A dra. Marina disse que tenho motivos de sobra para comemorar.
Mas eu não me canso de lembrar que foi na época do meu último aniversário, mais precisamente 5 dias depois, que a minha irmã teve a primeira grande crise por causa do crack. Foi quando ela foi levada amarrada pelos bombeiros, para a primeira internação. Foi durante minha festa de aniversário (minha e da minha mãe, que faz 52 amanhã, dia 31). Quando eu tive que pedir para as pessoas irem embora da minha casa, porque a situação era feia. Foi quando meu irmão e meu pai saíram correndo atrás dela, que fugia para se drogar, e a trouxeram arrastada pelos braços, rua abaixo. Ela se debatendo, tentando se soltar, até que meu irmão lhe deu dois chutes e a derrubou no chão.
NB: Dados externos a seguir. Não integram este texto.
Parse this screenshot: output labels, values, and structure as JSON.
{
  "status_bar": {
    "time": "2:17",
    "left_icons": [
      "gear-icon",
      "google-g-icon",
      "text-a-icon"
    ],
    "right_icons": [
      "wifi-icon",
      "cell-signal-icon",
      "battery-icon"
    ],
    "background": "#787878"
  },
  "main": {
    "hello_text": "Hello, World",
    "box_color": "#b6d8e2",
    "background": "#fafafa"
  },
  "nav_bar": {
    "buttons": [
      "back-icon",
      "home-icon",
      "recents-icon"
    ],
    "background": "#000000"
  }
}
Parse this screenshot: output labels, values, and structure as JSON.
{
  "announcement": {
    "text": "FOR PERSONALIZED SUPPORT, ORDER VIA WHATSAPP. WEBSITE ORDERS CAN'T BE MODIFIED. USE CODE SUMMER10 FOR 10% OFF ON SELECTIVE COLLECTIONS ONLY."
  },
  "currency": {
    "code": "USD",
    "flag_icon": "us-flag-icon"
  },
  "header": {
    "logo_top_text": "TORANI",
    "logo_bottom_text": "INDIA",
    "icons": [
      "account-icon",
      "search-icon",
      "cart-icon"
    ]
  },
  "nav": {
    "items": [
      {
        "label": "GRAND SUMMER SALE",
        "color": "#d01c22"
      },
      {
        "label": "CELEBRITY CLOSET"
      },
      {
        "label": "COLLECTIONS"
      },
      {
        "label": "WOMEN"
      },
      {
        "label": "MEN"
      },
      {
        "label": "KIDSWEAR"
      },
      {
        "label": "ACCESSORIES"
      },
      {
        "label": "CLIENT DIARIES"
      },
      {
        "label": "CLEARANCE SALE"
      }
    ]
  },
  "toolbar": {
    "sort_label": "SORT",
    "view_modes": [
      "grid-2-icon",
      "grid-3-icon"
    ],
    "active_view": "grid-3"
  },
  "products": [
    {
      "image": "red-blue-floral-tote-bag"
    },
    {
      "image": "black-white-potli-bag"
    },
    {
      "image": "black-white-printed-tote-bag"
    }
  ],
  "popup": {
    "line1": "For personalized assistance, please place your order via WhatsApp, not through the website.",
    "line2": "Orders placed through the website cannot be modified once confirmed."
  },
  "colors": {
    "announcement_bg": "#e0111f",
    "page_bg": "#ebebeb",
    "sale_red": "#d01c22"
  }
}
Ela de roupa nova, com minhas sandálias rasteiras. E eu saí correndo em direção a eles, chorando, pedindo para ele parar de chutá-la.
Foi horrível. Inesquecível, no pior sentido que essa palavra pode ter. Porque essa imagem fica passando pela minha cabeça por esses dias, época de completar um ano do acontecimento. Época de eu fazer 28 anos.
Feliz aniversário para mim. Na hora de assoprar as velinhas, eu vou pedir para que, daqui pra frente, tudo seja diferente.